The film's stop motion animation special effects were created by Willis O'Brien.
After killing a crew of telephone repairmen, the scorpions turn their attention to San Lorenzo itself, with the guns of Major Cosio's troops having no effect on them. The next morning, the scorpions have returned to their underground lair (which, in addition to the scorpions, is home to giant worms and spiders), leaving the authorities to seek the help of renowned entomologist Dr. Velasco. It is up to him, Hank, and Arturo to figure out a way to either destroy the scorpions or seal off the entrance to their cavern home, before more innocent lives are put at risk.
Despite collapsing the cave entrance, the giant scorpions make it to the surface and destroy a train, killing some passengers, and before fighting among themselves. In the end, one scorpion, the largest of the group, kills all of the smaller ones, and heads for Mexico City. Hank and Arturo come up with a plan to lure it to a stadium, where the military is waiting with tanks and helicopters. Using a truckload of meat from a butcher shop, they manage to lure the scorpion into the stadium where the military's weapons again prove useless against its armor. However, Hank manages to finish it off by using an electric cable attached to a spear and shooting it into its throat, which is its only vulnerable spot. After destroying several tanks and helicopters, the surviving fighters detonate the electric charge, finally slaying the last scorpion.
Willis O'Brien, creator of the stop-motion effects for the original King Kong, was the special effects supervisor, albeit on a smaller budget. Pete Peterson, who worked with O'Brien on Mighty Joe Young and would again on The Giant Behemoth, did most of the actual hands-on animation. O'Brien borrowed heavily from other previous movies for the special effects in this film. The models used for the trapdoor spider and the giant tentacled worm have been reported to be the same ones that were used in the famous "Lost Spider Pit Sequence" from the original King Kong. However, biographers dispute whether O'Brien saved his models, and Ray Harryhausen's An Animated Life noted that many models used in Kong were still in storage at RKO in the 1950s, by which time many were decayed. The sounds made by the scorpions were recycled from the ant sound effects from the movie Them! A large-scale scorpion "head" was used for close-up reaction shots, but the head's human-like features distracted from the realism of O'Brien's animated models.
Willis H. O'Brien and Pete Peterson began filming the special effects of this film in a large remodeled dressing room at the Tepeac Studios in Mexico City, but when money became tight they finished the picture in Peterson's garage in Encino, California.
That giant worm with the "octopus-like arms" seen in this film is a prop from the unused spider pit sequence from the original King Kong (1933).

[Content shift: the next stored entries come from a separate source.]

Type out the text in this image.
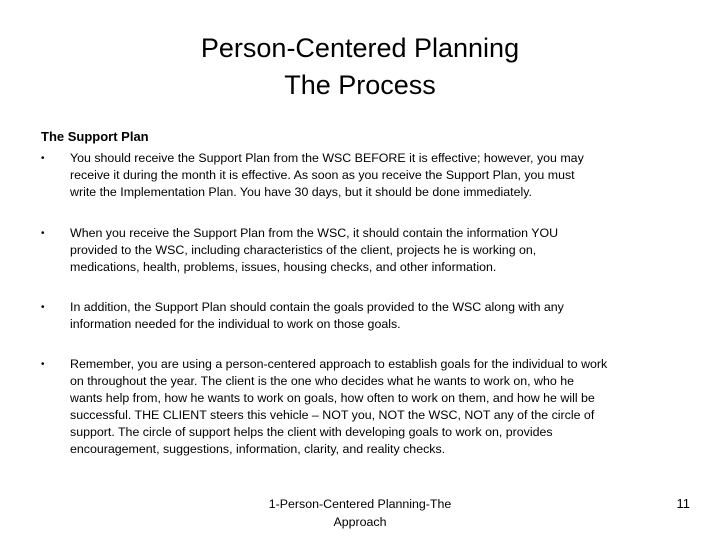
Person-Centered Planning
The Process
The Support Plan
• You should receive the Support Plan from the WSC BEFORE it is effective; however, you may
receive it during the month it is effective. As soon as you receive the Support Plan, you must
write the Implementation Plan. You have 30 days, but it should be done immediately.
• When you receive the Support Plan from the WSC, it should contain the information YOU
provided to the WSC, including characteristics of the client, projects he is working on,
medications, health, problems, issues, housing checks, and other information.
• In addition, the Support Plan should contain the goals provided to the WSC along with any
information needed for the individual to work on those goals.
• Remember, you are using a person-centered approach to establish goals for the individual to work
on throughout the year. The client is the one who decides what he wants to work on, who he
wants help from, how he wants to work on goals, how often to work on them, and how he will be
successful. THE CLIENT steers this vehicle – NOT you, NOT the WSC, NOT any of the circle of
support. The circle of support helps the client with developing goals to work on, provides
encouragement, suggestions, information, clarity, and reality checks.
1-Person-Centered Planning-The
Approach
11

The sounds of the scorpions are the same sounds as the ant chirps in Them! (1954).
The volcano shown at the beginning was Paricutin which erupted in 1943 and was active for about a decade.
The trapdoor spider that attacks Juanito in the scorpions' underground home is one of the original models left over from the famous deleted spider sequence in King Kong (1933).
While filming the stop-motion effects at Tepeac Studios, O'Brien and Peterson were assisted with miniature set construction by Ralph Hammeras, who was at the same studio filming the visual effects for The Giant Claw (1957).